Introduction to Archive Tools

I want tools that will do several things for us:

Archive data from tapes or disk to tapes or disk
Allow us to identify files which have become corrupted
Be reasonably quick and not too costly in disk/tape space
Allow us to recover files despite minor corruption. (This is controversial.)
Retrieve efficiently in bulk after a disaster. This is not intended as a competitor to dCache.

The tools serve to archive data currently on disk and not backed up, and to migrate media to new technologies.

Tools

The 3.0.8 version of rsync allows incremental scans rather than the giant list of all files to be copied. It also calculates an md5sum. I modified rsync to write out the checksum and the file name, but the presence of multiple threads means the output is sometimes stepped on.

The dar program allows one to create slices instead of a giant tar-ball like archive. The catalog can be extracted separately, and the whole thing used together with Parchive to add redundancy to let you reconstruct despite some corruption.

Tape drives waste tape when many small files are written, and disk drives also prefer larger chunks that match boundaries.

Constraints

We are copying from lustre filesystems or from tape for the first iteration of archiving. A single lustre connection has limited bandwidth. It shines when many computers are accessing it at the same time, but any one computer gets a limited stream.
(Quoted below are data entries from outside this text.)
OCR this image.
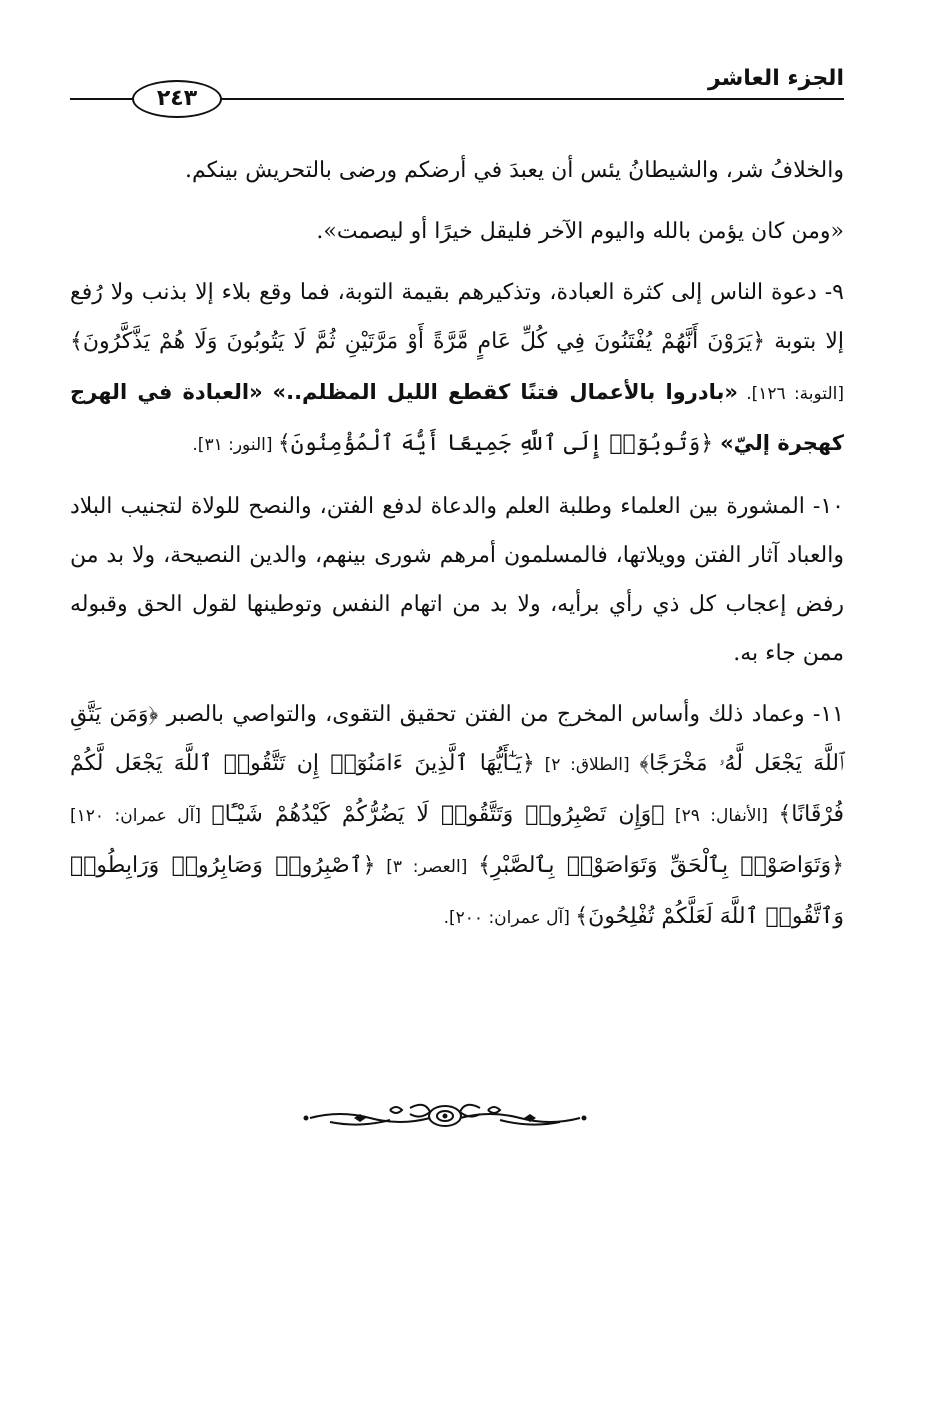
الجزء العاشر
٢٤٣

والخلافُ شر، والشيطانُ يئس أن يعبدَ في أرضكم ورضى بالتحريش بينكم.

«ومن كان يؤمن بالله واليوم الآخر فليقل خيرًا أو ليصمت».

٩- دعوة الناس إلى كثرة العبادة، وتذكيرهم بقيمة التوبة، فما وقع بلاء إلا بذنب ولا رُفع إلا بتوبة ﴿يَرَوْنَ أَنَّهُمْ يُفْتَنُونَ فِي كُلِّ عَامٍ مَّرَّةً أَوْ مَرَّتَيْنِ ثُمَّ لَا يَتُوبُونَ وَلَا هُمْ يَذَّكَّرُونَ﴾ [التوبة: ١٢٦]. «بادروا بالأعمال فتنًا كقطع الليل المظلم..» «العبادة في الهرج كهجرة إليّ» ﴿وَتُوبُوٓا۟ إِلَى ٱللَّهِ جَمِيعًا أَيُّهَ ٱلْمُؤْمِنُونَ﴾ [النور: ٣١].

١٠- المشورة بين العلماء وطلبة العلم والدعاة لدفع الفتن، والنصح للولاة لتجنيب البلاد والعباد آثار الفتن وويلاتها، فالمسلمون أمرهم شورى بينهم، والدين النصيحة، ولا بد من رفض إعجاب كل ذي رأي برأيه، ولا بد من اتهام النفس وتوطينها لقول الحق وقبوله ممن جاء به.

١١- وعماد ذلك وأساس المخرج من الفتن تحقيق التقوى، والتواصي بالصبر ﴿وَمَن يَتَّقِ ٱللَّهَ يَجْعَل لَّهُۥ مَخْرَجًا﴾ [الطلاق: ٢] ﴿يَـٰٓأَيُّهَا ٱلَّذِينَ ءَامَنُوٓا۟ إِن تَتَّقُوا۟ ٱللَّهَ يَجْعَل لَّكُمْ فُرْقَانًا﴾ [الأنفال: ٢٩] ﴿وَإِن تَصْبِرُوا۟ وَتَتَّقُوا۟ لَا يَضُرُّكُمْ كَيْدُهُمْ شَيْـًٔا﴾ [آل عمران: ١٢٠] ﴿وَتَوَاصَوْا۟ بِٱلْحَقِّ وَتَوَاصَوْا۟ بِٱلصَّبْرِ﴾ [العصر: ٣] ﴿ٱصْبِرُوا۟ وَصَابِرُوا۟ وَرَابِطُوا۟ وَٱتَّقُوا۟ ٱللَّهَ لَعَلَّكُمْ تُفْلِحُونَ﴾ [آل عمران: ٢٠٠].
Therefore partitioning the copy into multiple sections to be farmed out to a processor farm is an important technical issue to be solved.

Writing to a single archive disk array will be limited by the write speed of that array. This will limit the number of farm jobs that can be active.

I don't know of any direct way of having multiple computers write to a single tape drive: that requires an intermediary program. The farm computers don't have direct tape access in any event. Therefore writing to tape means that data has to be staged to disk first.